An American car manufacturer called Agnelli Inc. produces and sells variants of the Nuova 500 all over the world. In addition to selling various variants of this car, Agnelli Inc. also has a range of factories in a range of countries.

Given strong consolidation efforts in the car industry to benefit from economies of scale, Agnelli Inc. is seeking to expand by means of international acquisitions. For its international acquisitions, Agnelli Inc. is establishing contacts with potential takeover targets located in Billancourt, France and in Nishi-Ku Yokohama in Japan.

In order to actually expand, Agnelli Inc. will need additional financing. Agnelli Inc. considers raising funding in multiple currency regions. Next to financing in the US at an interest rate of 4.7%, the CFO of the Agnelli company suggests to finance any potential deal by obtaining funding from a combination of two currencies with 83% in Euro and the rest in Japanese Yen (17%).

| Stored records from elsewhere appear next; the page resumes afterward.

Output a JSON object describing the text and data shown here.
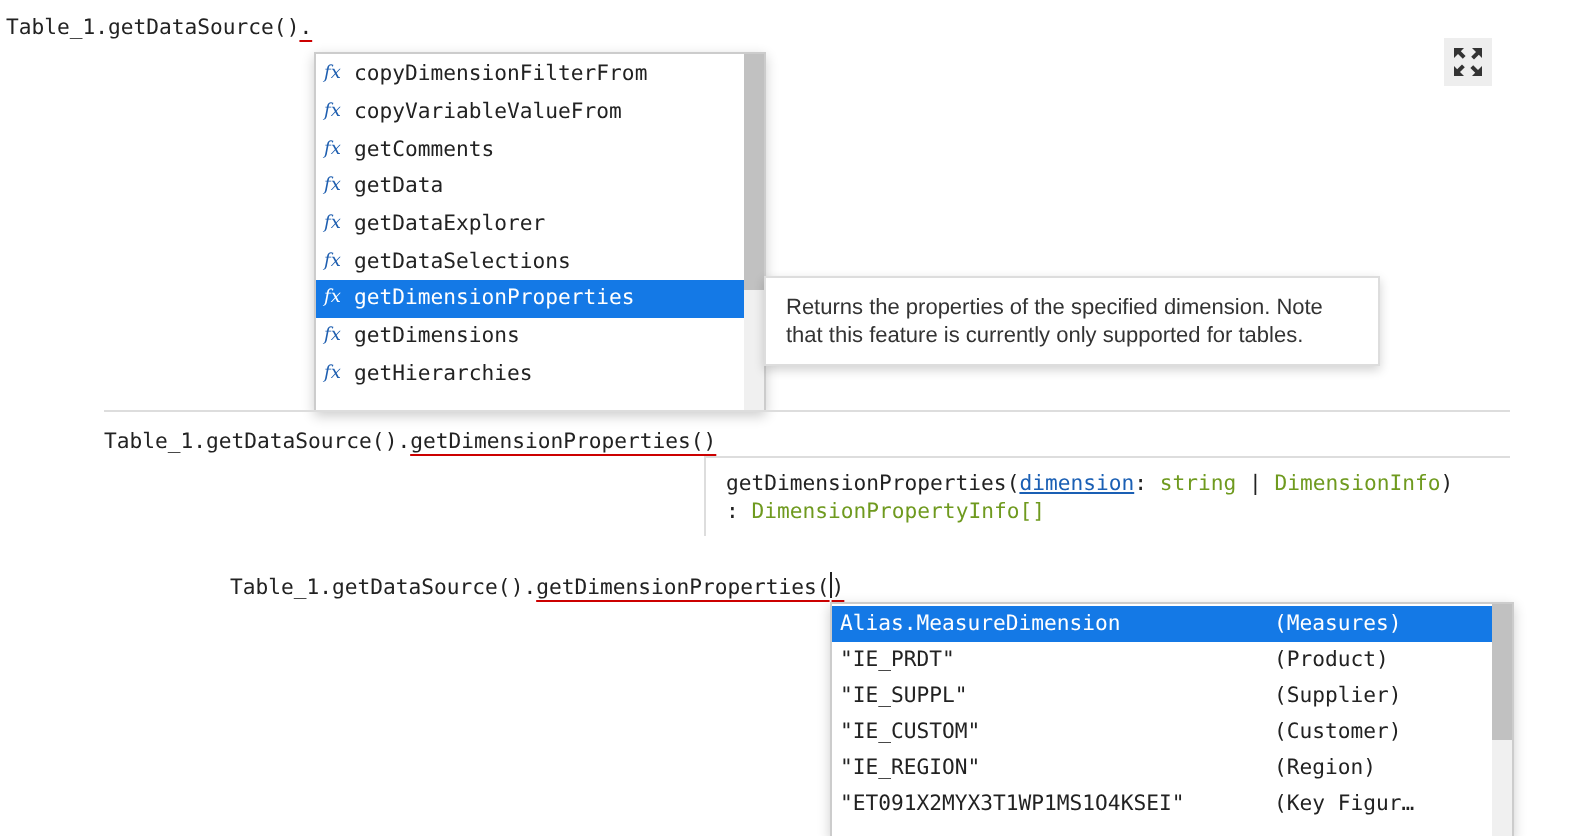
{
  "editor_1": {
    "code": [
      {
        "text": "Table_1.getDataSource()",
        "underlined": false
      },
      {
        "text": ".",
        "underlined": true
      }
    ],
    "suggestions": [
      {
        "icon": "fx",
        "label": "copyDimensionFilterFrom",
        "selected": false
      },
      {
        "icon": "fx",
        "label": "copyVariableValueFrom",
        "selected": false
      },
      {
        "icon": "fx",
        "label": "getComments",
        "selected": false
      },
      {
        "icon": "fx",
        "label": "getData",
        "selected": false
      },
      {
        "icon": "fx",
        "label": "getDataExplorer",
        "selected": false
      },
      {
        "icon": "fx",
        "label": "getDataSelections",
        "selected": false
      },
      {
        "icon": "fx",
        "label": "getDimensionProperties",
        "selected": true
      },
      {
        "icon": "fx",
        "label": "getDimensions",
        "selected": false
      },
      {
        "icon": "fx",
        "label": "getHierarchies",
        "selected": false
      }
    ],
    "tooltip": "Returns the properties of the specified dimension. Note that this feature is currently only supported for tables."
  },
  "editor_2": {
    "code": [
      {
        "text": "Table_1.getDataSource().",
        "underlined": false
      },
      {
        "text": "getDimensionProperties()",
        "underlined": true
      }
    ],
    "signature": [
      [
        {
          "kind": "plain",
          "text": "getDimensionProperties("
        },
        {
          "kind": "param",
          "text": "dimension"
        },
        {
          "kind": "plain",
          "text": ": "
        },
        {
          "kind": "type",
          "text": "string"
        },
        {
          "kind": "plain",
          "text": " | "
        },
        {
          "kind": "type",
          "text": "DimensionInfo"
        },
        {
          "kind": "plain",
          "text": ")"
        }
      ],
      [
        {
          "kind": "plain",
          "text": ": "
        },
        {
          "kind": "type",
          "text": "DimensionPropertyInfo[]"
        }
      ]
    ]
  },
  "editor_3": {
    "code": [
      {
        "kind": "text",
        "text": "Table_1.getDataSource().",
        "underlined": false
      },
      {
        "kind": "text",
        "text": "getDimensionProperties(",
        "underlined": true
      },
      {
        "kind": "caret"
      },
      {
        "kind": "text",
        "text": ")",
        "underlined": true
      }
    ],
    "suggestions": [
      {
        "label": "Alias.MeasureDimension",
        "detail": "(Measures)",
        "selected": true
      },
      {
        "label": "\"IE_PRDT\"",
        "detail": "(Product)",
        "selected": false
      },
      {
        "label": "\"IE_SUPPL\"",
        "detail": "(Supplier)",
        "selected": false
      },
      {
        "label": "\"IE_CUSTOM\"",
        "detail": "(Customer)",
        "selected": false
      },
      {
        "label": "\"IE_REGION\"",
        "detail": "(Region)",
        "selected": false
      },
      {
        "label": "\"ET091X2MYX3T1WP1MS1O4KSEI\"",
        "detail": "(Key Figur…",
        "selected": false
      }
    ]
  }
}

The following information is provided regarding the interest rates and expected changes in spot rates in these currency regions. The probabilities of occuring can be treated as independent probabilities.

Percent change in spot rate until end of loan Probability of that spot rate occuring
Japanese Yen 1% 47%
Japanese Yen 3.6% 53%
Euro 3.3% 36%
Euro 4.2% 64%

In Japan the relevant interest rate equals 3.5% while in the Eurozone the relevant interest rate equals 4.4%.

1. Calculate the effective financing rate for each possible change in the spot rate separated by currency (in total four rates). Scenario Yen low (probability: 47%): _% Scenario Yen high (probability: 53%): _% Scenario Euro low (probability: 36%): _% Scenario Euro high (probability: 64%): _%

2. Calculate the expected effective financing rate for each currency (two rates). Currency Yen: _% Currency Euro: _%

3. Calculate the effective financing rate for each of the four scenarios implied by the low and high Yen, low and high Euro, and the weight of the currencies. Also report the four joint probabilities. Scenario 1: Low Yen, low Euro Joint probability: _% Effective Financing Rate: _% Scenario 2: Low Yen, high Euro Joint probability: _% Effective Financing Rate: _% Scenario 3: High Yen, low Euro Joint probability: _% Effective Financing Rate: _% Scenario 4: High Yen, high Euro Joint probability: _% Effective Financing Rate: _%

4. Calculate the expected effective finacing rate for the whole portfolio. _%

5. As the financing rate is lower/higher with the portfolio than using American funding, it makes sense/makes no sense to get funding via the currency portfolio. Yet, even if the rates would be the same, the portfolio has lower/higher uncertainty. The portfolio rate needs to be high/low sufficiently with a sufficiently low/high standard deviation to choose a portfolio of foreign funding.